“Jesus,” I grunt, staggering back with a hiss.
“You drop your left again, I’ll do worse,” Mateo says, not even winded. He’s sixty-eight, bald, and built like a brick wall. Moves like one, too.
“I was breathing,” I snap, wiping sweat off my forehead.
“Don’t breathe like a rookie then,” he fires back. “Again.”
We circle each other in the ring, and I let my bodymove on instinct.
Jab, jab, pivot, duck. Right hook.
The thwack of my glove meeting his pads is the only sound besides our feet scuffing the mat.
This is the place my parents dragged me when I was one suspension away from giving up. I’d come home with black eyes and busted lips, fists still clenched, and angry. Always angry. Angry at everyone and no one. It scared the shit out of my mother, so my father called in a favor. Mateo took one look at me—almost six feet of lean rage at only fifteen while wearing a stolen hoodie—and said, “Get in the ring.”
Nineteen years later and four inches taller, I’m still here three times a week without fail.
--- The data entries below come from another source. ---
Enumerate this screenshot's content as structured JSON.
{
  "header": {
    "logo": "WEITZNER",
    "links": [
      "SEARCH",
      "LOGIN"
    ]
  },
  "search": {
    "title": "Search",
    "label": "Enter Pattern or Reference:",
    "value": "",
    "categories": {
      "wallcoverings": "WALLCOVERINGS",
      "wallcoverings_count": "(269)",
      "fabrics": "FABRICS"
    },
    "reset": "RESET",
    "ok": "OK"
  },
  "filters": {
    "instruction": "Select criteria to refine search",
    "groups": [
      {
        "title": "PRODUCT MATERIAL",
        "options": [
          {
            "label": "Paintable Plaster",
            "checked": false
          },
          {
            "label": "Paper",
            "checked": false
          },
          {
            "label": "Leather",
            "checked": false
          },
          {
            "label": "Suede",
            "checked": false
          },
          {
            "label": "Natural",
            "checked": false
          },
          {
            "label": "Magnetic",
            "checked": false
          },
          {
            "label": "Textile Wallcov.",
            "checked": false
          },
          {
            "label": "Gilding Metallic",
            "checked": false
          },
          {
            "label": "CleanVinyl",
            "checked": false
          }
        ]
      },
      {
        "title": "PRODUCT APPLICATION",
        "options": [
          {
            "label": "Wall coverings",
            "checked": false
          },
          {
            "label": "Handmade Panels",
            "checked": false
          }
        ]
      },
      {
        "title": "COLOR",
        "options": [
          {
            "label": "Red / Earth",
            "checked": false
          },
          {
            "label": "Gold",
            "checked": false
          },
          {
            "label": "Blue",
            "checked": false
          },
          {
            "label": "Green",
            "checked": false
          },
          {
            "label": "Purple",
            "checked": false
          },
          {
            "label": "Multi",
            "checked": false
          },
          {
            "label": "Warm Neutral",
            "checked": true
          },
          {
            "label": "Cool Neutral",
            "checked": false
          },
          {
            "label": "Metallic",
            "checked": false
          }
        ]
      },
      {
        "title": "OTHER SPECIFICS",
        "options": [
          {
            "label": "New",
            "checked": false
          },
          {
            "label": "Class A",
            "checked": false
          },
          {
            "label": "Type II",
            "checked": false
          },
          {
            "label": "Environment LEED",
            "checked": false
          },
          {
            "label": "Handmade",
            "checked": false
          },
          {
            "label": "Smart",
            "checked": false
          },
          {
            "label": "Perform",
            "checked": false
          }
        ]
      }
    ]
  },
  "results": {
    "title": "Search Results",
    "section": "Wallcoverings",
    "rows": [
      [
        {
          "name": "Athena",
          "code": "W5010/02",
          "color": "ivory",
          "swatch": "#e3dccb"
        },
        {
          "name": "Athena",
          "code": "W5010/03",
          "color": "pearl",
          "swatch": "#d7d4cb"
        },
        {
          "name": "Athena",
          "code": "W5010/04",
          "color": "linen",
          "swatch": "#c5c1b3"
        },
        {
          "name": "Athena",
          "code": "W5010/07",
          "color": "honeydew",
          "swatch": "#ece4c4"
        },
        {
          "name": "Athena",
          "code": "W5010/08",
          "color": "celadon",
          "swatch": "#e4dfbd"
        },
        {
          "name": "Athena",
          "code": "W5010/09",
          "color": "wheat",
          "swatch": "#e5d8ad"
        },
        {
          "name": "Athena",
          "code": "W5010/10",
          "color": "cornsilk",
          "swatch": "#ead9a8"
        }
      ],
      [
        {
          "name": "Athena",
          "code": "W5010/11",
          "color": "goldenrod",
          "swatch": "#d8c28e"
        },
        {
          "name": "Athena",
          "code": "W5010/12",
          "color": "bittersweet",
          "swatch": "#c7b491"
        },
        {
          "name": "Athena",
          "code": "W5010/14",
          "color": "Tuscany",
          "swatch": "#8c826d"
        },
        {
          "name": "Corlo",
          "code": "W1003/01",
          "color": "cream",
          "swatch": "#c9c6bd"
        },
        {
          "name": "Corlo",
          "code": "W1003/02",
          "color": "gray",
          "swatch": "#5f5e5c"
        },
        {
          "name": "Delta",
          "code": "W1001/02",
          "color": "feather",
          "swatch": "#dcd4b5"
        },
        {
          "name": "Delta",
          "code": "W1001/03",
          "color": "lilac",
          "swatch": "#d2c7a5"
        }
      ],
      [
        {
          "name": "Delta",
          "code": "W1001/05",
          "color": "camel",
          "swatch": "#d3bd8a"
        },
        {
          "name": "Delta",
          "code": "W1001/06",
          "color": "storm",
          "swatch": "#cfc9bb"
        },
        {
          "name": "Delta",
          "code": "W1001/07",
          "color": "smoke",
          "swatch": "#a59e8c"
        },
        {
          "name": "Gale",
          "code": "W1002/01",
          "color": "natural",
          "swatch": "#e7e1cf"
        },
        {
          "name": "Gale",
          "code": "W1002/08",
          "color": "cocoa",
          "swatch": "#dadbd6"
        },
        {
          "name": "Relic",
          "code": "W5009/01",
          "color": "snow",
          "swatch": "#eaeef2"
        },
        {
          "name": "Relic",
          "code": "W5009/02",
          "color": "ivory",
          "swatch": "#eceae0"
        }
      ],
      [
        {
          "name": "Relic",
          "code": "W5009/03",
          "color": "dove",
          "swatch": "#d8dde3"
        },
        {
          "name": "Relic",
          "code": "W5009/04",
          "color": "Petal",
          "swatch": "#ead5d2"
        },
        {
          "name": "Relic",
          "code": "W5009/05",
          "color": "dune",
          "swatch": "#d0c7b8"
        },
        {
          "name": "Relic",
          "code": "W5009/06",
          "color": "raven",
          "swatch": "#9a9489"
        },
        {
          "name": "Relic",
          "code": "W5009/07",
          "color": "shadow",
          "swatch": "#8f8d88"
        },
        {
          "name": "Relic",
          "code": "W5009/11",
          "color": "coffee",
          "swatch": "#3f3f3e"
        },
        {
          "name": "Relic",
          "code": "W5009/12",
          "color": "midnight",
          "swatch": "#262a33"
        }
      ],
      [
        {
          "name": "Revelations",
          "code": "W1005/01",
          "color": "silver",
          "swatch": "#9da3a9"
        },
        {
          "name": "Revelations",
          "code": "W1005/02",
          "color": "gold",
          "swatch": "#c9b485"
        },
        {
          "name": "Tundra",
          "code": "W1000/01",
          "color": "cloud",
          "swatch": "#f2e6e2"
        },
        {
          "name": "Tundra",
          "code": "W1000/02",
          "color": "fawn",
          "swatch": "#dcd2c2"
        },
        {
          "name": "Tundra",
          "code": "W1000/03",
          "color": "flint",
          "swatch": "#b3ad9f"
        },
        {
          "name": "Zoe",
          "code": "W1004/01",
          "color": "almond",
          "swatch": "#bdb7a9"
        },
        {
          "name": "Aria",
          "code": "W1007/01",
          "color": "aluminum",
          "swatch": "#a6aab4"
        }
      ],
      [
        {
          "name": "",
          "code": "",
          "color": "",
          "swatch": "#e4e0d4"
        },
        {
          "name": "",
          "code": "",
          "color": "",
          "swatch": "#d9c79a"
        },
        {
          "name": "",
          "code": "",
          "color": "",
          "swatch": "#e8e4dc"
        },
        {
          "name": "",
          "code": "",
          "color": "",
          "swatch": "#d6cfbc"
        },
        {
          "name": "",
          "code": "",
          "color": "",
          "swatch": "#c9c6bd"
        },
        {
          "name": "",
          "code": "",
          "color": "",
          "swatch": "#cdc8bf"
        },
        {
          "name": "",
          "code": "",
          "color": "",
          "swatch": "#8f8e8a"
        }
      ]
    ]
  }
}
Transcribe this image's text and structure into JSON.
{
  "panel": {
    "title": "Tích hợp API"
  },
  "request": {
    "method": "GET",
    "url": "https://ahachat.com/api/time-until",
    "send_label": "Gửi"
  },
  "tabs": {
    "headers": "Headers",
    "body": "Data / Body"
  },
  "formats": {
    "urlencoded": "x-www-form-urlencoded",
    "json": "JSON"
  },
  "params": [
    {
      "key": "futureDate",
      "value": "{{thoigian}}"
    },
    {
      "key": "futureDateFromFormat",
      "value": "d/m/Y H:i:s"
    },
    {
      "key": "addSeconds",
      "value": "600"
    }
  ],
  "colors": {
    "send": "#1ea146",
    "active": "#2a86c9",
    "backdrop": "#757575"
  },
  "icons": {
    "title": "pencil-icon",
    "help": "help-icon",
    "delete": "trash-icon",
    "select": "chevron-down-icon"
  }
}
I don’t come here because I have to.
I come because I need to.
“Again,” Mateo barks, and I react before I think.
Ten minutes later, I’m gasping for air, with my ribs sore and my shirt sticking to my back as I step out of the ring and yank off my gloves. Mateo tosses me a water bottle with all the grace of a man who once threw me out of the building for disrespecting his floors.
“You’re slowing down,” he says.
I take a long drink of water. “We both know that’s bullshit. You’re just getting old.”
He grunts and wanders back toward his office while I head for the locker room and strip off my soaked shirt. The water pressure in the showers is still shit, but it gets the job done. I scrub fast, pull on a fresh suit, and run a hand through my damp hair.
On my way out, I loop through the gym, nodding to a few familiar faces already on the floor. It’s barely seven a.m., but I like having the place to myself before it fills up.
The drive into the city is smooth for once, which isgood, because I’m surviving on three hours of sleep. My brain hasn’t shut off since I left the womb, and lately, it’s been worse. Too many moving parts. Too many decisions. I’m building a goddamn empire, but it means nothing if I can’t get five uninterrupted hours without thinking about every potential crack in the foundation.
By the time I pull into the underground garage at Blackwood & Calloway Holdings, the ache in my ribs has settled in, and I’m already mapping out today’s meetings in my head.
The building looks nice—glass, steel, all the corporate polish—but it’s just a placeholder until construction begins on the new headquarters. Well, it will once everything goes according to plan and we finally choose an architect.
When I step off the elevator onto the executive floor, the energy changes. People move faster here.
I stride past the assistant desks, dodging a delivery guy holding a tray of green juices and one terrified intern who almost drops his tablet when he sees me.
I laugh to myself because between me and my business partner, Nathan, I’m the nicer one.
“Great suit,” Avery calls, ready with her usual sharp wit as she falls into step beside me.
“Great face,” I reply without missing a beat.
“Aww. You too, boss.”
Avery has been my assistant for four years. She’s intelligent, ruthless, and alarmingly organized. I’d die for her, but I’d never say it out loud.
“HR hates us,” she adds casually.
“I’m aware.”
“They sent me an email about inappropriate workplace greetings.”